The companies need to negotiate a project, he said, and once the companies have come together on a project, if they believe they need fiscal certainty then they should come to the state.

“I want the state to have a project telling the state what they need for fiscal certainty; that’s what I’m looking for,” Parnell said.

The road to fiscal certainty

The governor elaborated in response to gas line questions at the press availability.

“To me the road to fiscal certainty runs right through AGIA,” the Alaska Gasline Inducement Act, he said.
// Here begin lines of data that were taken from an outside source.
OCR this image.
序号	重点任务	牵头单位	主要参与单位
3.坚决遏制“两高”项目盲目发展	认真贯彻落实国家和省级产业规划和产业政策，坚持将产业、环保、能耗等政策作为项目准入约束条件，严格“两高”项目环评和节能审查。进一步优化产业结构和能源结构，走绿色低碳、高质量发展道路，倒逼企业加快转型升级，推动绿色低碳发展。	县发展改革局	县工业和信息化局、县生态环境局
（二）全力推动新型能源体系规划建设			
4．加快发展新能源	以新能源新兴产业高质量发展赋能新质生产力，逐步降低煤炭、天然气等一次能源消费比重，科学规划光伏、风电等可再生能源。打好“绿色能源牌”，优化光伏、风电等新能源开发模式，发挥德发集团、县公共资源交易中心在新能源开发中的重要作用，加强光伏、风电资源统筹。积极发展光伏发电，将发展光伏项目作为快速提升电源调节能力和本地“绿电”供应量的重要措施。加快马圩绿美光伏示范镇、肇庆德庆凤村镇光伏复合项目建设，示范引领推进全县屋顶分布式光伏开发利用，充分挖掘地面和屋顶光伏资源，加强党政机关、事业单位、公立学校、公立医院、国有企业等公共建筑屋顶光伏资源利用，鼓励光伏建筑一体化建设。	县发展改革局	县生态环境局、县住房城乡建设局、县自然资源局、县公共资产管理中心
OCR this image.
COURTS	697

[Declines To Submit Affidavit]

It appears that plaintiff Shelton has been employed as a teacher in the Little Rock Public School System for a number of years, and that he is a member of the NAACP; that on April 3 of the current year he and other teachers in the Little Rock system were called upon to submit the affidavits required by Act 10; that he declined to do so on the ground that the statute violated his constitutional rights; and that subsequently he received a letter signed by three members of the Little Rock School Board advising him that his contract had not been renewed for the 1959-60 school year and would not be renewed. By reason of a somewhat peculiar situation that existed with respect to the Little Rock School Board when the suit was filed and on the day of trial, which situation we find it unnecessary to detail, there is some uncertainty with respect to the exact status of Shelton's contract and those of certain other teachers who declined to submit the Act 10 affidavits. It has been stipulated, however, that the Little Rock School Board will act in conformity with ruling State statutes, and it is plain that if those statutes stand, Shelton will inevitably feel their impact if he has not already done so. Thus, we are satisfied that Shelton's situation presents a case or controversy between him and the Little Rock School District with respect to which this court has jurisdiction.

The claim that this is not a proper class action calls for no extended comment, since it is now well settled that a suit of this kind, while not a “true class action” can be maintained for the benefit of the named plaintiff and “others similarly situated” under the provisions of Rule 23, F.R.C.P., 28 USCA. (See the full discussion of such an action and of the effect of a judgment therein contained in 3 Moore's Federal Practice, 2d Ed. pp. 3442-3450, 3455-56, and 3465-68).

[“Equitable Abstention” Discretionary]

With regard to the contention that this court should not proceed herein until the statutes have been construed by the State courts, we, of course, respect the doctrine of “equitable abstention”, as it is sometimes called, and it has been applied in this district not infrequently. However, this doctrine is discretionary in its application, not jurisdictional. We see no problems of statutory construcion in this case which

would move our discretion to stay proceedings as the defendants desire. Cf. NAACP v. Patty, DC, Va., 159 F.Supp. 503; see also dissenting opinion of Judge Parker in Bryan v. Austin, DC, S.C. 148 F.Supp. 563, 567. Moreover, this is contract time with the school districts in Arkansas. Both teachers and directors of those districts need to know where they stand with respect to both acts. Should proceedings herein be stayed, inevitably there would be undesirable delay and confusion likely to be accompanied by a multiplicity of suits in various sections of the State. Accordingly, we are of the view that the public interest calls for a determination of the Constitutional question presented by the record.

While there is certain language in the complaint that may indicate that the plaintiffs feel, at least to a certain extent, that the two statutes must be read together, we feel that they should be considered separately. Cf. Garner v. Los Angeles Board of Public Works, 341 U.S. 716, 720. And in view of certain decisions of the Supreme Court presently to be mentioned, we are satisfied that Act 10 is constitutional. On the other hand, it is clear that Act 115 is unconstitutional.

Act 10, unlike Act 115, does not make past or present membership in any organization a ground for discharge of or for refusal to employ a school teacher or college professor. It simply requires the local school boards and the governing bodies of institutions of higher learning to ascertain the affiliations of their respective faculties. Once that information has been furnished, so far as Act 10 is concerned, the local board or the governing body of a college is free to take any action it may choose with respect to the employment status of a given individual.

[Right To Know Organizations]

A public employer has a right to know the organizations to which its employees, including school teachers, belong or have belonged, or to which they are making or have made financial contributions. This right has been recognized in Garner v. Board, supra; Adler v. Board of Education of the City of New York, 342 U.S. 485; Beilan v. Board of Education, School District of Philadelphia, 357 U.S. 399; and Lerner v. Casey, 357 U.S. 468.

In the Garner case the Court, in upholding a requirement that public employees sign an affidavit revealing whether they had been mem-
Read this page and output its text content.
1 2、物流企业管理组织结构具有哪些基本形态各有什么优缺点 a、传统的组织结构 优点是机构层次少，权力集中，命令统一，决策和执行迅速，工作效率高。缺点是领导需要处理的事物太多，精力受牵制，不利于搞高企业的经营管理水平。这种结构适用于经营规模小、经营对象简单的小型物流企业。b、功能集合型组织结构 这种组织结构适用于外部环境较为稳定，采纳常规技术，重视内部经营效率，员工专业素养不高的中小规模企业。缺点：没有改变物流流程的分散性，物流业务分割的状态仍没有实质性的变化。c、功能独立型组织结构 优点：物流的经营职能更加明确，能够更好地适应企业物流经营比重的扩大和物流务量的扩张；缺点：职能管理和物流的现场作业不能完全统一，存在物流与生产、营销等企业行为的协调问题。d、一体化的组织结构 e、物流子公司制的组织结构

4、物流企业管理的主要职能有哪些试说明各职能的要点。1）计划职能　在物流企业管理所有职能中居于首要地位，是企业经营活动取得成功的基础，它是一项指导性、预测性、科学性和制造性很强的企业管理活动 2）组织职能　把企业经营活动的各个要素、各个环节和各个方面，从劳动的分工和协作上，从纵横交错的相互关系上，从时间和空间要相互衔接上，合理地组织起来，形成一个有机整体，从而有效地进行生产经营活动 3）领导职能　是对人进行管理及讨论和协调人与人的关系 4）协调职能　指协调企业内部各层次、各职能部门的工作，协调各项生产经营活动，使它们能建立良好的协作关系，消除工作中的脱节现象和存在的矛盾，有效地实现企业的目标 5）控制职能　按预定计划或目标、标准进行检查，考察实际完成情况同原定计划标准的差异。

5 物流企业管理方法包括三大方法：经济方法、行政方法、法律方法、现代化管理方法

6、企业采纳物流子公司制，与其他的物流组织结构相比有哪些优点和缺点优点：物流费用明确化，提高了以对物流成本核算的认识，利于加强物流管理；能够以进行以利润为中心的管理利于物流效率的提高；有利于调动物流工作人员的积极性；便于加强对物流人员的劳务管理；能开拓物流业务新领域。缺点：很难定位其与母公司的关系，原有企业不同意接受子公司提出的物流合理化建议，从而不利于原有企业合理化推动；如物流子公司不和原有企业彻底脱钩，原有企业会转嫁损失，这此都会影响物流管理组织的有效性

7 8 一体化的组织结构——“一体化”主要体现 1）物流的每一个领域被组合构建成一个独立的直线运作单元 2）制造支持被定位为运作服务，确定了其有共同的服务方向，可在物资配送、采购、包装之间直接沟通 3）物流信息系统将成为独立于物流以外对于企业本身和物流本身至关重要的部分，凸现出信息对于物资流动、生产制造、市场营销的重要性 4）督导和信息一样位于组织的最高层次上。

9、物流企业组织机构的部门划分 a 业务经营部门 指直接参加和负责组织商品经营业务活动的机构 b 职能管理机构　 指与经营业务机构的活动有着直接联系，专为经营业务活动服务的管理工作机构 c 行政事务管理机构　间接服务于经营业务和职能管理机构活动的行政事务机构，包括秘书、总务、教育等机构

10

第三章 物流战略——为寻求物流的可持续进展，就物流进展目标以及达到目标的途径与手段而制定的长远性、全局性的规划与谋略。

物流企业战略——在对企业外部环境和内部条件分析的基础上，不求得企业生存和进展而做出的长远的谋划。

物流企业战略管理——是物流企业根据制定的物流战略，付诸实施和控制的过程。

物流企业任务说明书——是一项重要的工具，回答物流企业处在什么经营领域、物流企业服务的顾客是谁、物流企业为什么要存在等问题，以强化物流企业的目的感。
In negotiations under the Murkowski administration, with the state talking to the proponents company by company, the state got “in the position of giving away value — company, by company, by company,” he said.

While a request from one company for so many years of fiscal certainty sounded reasonable and constitutional, the next company wanted more years of certainty, and also tax changes.

“And any smart commercial negotiator knows that you negotiate with a partnership — you negotiate with a project — you don’t negotiate with individual partners all the way along,” he said.

This isn’t the time for the state to talk, he said, because “nobody has a project yet.”

Parnell said he is aware of where the companies are: The “Denali team wants to have their cost estimates done by the end of the year; the TransCanada-Exxon team wants to have their estimates done by the first quarter.”

That is the setup for open seasons next year, because when they know the costs, they’ll know the tariffs, he said.

AGIA is the state’s framework for participating in the line: It establishes that the state is in for $500 million in exchange for terms that protect the state, he said.

Once the parties have “come together around and through that AGIA framework that they’ve already begun moving under then we can talk.”

As for what the state will talk about, “I’ve already said I will consider anything that they can demonstrate is an economically valid argument, in other words anything that they can demonstrate is economically needed, I’ll consider.”

“… I’m in this to protect Alaskans’ interests and for the jobs and revenue a pipeline can produce,” Parnell said.